Por su lado, Leandro Santoro (UC) indicó que “es un error, es una estrategia del Gobierno Nacional y Local de crear enemigos internos” y afirmó que “en los últimos días nos enteramos de que la Ciudad está siendo víctima de mafias muy poderosas, que se encargan de limpiar vidrios y cuidar coches. Ponen a los trapitos con los piqueteros, con los motochorros y con cualquier otro factor que rompe con lo estético; siempre están siendo atacados por un enemigo interno”.

“Detrás de todo esto está la criminalización de la pobreza y de un grupo de personas que toma esto como un trabajo para sobrevivir.

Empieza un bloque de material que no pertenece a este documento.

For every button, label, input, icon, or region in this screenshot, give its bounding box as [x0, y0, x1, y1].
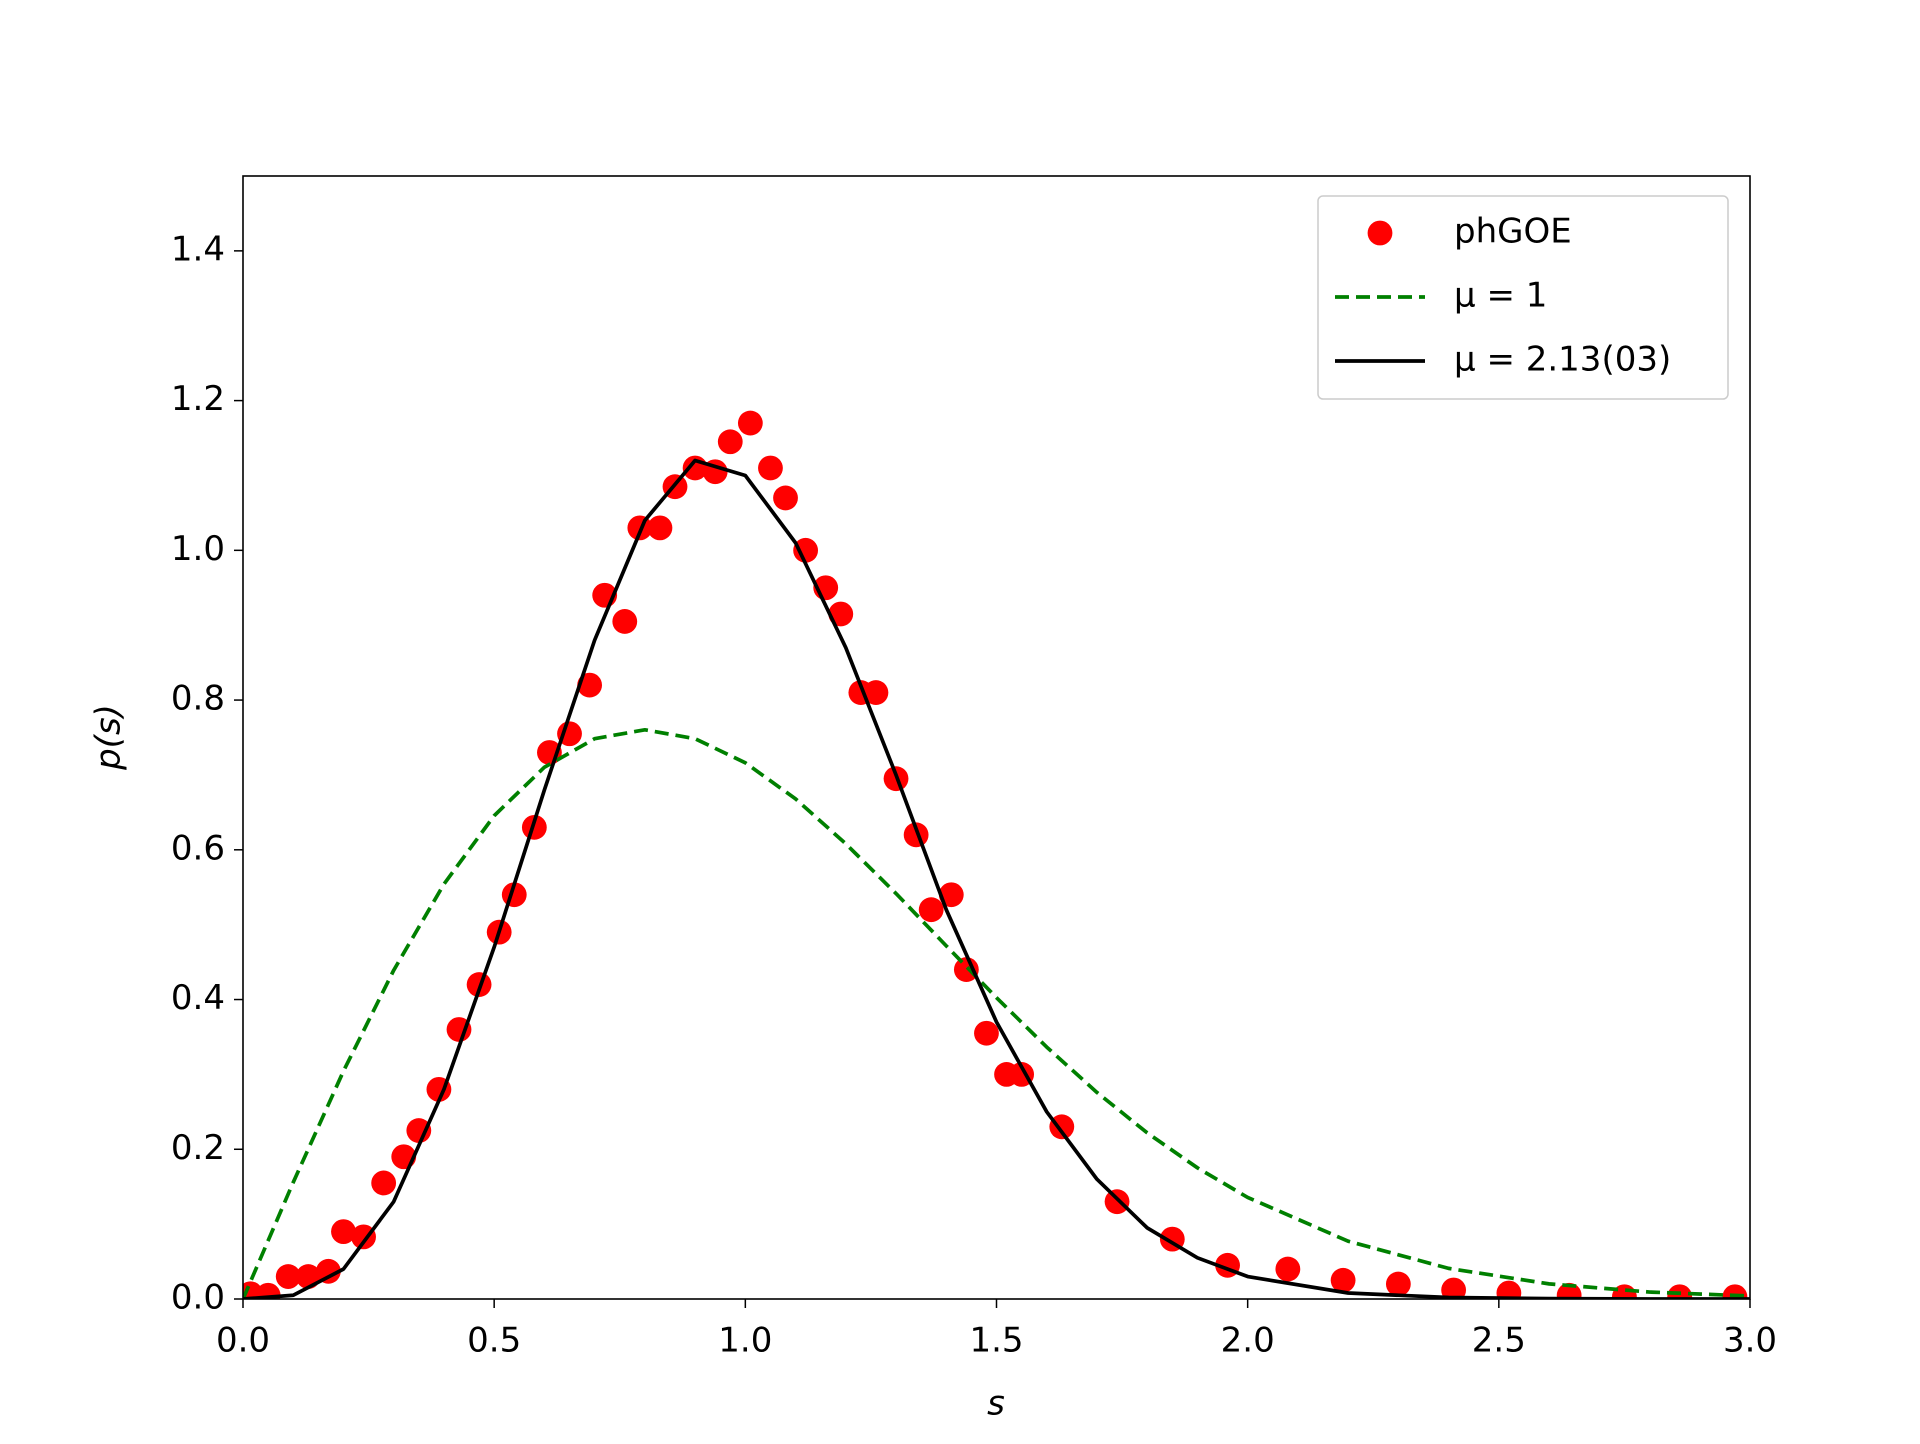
data-point — [647, 515, 673, 541]
data-point — [1275, 1256, 1301, 1282]
data-point — [371, 1170, 397, 1196]
legend-marker — [1367, 220, 1393, 246]
data-point — [315, 1258, 341, 1284]
plot-area — [243, 410, 1750, 1299]
data-point — [1330, 1267, 1356, 1293]
legend-label: μ = 2.13(03) — [1454, 340, 1671, 380]
legend-label: phGOE — [1454, 212, 1572, 252]
x-tick-label: 0.5 — [467, 1321, 521, 1361]
data-point — [1385, 1271, 1411, 1297]
x-tick-label: 3.0 — [1723, 1321, 1777, 1361]
y-tick-label: 0.8 — [171, 679, 225, 719]
y-axis-label: p(s) — [89, 704, 129, 771]
data-point — [773, 485, 798, 511]
data-point — [953, 957, 979, 982]
data-point — [557, 721, 582, 747]
data-point — [612, 609, 638, 634]
data-line — [243, 458, 1750, 1299]
data-point — [938, 882, 964, 908]
data-point — [758, 455, 783, 481]
data-point — [446, 1017, 472, 1042]
y-tick-label: 1.4 — [171, 229, 225, 269]
data-point — [737, 410, 763, 436]
data-point — [331, 1219, 356, 1245]
data-point — [717, 429, 743, 455]
y-tick-label: 0.0 — [171, 1278, 225, 1318]
data-point — [275, 1264, 301, 1289]
legend-box — [1317, 195, 1729, 400]
data-point — [406, 1118, 432, 1143]
y-tick-label: 0.6 — [171, 828, 225, 868]
data-point — [793, 537, 819, 563]
data-point — [1049, 1114, 1075, 1140]
data-line — [243, 727, 1750, 1299]
data-point — [918, 897, 944, 923]
plot-frame — [242, 175, 1751, 1300]
data-point — [351, 1224, 376, 1250]
legend-label: μ = 1 — [1454, 276, 1547, 316]
x-tick-label: 2.0 — [1221, 1321, 1275, 1361]
y-tick-label: 1.0 — [171, 529, 225, 569]
x-tick-label: 1.0 — [718, 1321, 772, 1361]
x-tick-label: 2.5 — [1472, 1321, 1526, 1361]
data-point — [1104, 1189, 1130, 1215]
data-point — [1667, 1284, 1693, 1299]
y-tick-label: 0.4 — [171, 978, 225, 1018]
x-tick-label: 1.5 — [969, 1321, 1023, 1361]
y-tick-label: 0.2 — [171, 1128, 225, 1168]
data-point — [1496, 1280, 1522, 1299]
data-point — [863, 680, 889, 705]
data-point — [974, 1020, 999, 1046]
legend: phGOE μ = 1 μ = 2.13(03) — [1317, 195, 1729, 400]
x-axis-label: s — [987, 1384, 1005, 1424]
data-point — [1441, 1277, 1467, 1299]
y-tick-label: 1.2 — [171, 379, 225, 419]
x-tick-label: 0.0 — [216, 1321, 270, 1361]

Es perverso, nos dicen que para terminar con la extorsión van a prohibir la actividad, cuando hay muchos trabajadores informales que no son delincuentes. ¿Qué tiene pensado hacer la Ciudad con esos trabajadores que subsisten a la pobreza?”, asevero.

Pese a que en los últimos días el oficialismo había negociado con el PS contar con su apoyo, el socialista Roy Cortina (PS) votó en contra de la medida e indicó que “lo rechazamos por la filosofía de esta reforma y su visión frente al conflicto social y su forma de resolverlo” y recordó que “desde su sanción este Código ha sufrido modificado, siempre en pos de aumentar la punitividad y de devolverle el poder a la policía”.

“Acá la sensación es que se busca invisibilidad a la pobreza”, subrayó y concluyó que “no acordamos con la posibilidad de realizar denuncias anónimas, esto es una forma de institucionalizar la intervención de la policía, son un instrumento controvertido que puede derivar en el armado de causas, entre otras cuestiones. Tiene una visión restrictiva y punitiva del espacio público”.

A su turno, el radical Leandro Halperìn (Ev) indicó que “las normas que se modifican hoy no previenen ninguna de las contravenciones que se plantean, por el contrario se crean sanciones a esas situaciones, pero eso ocurre una vez que el daño ya está hecho” e insistió en que “no se debe ni se puede desconocer la existencia de los conflictos que hoy estamos tratando”. “El Código Contravencional regula la convivencia en la Ciudad y estos cambios introducen la perspectiva de género y de los delitos de género”, aseveró.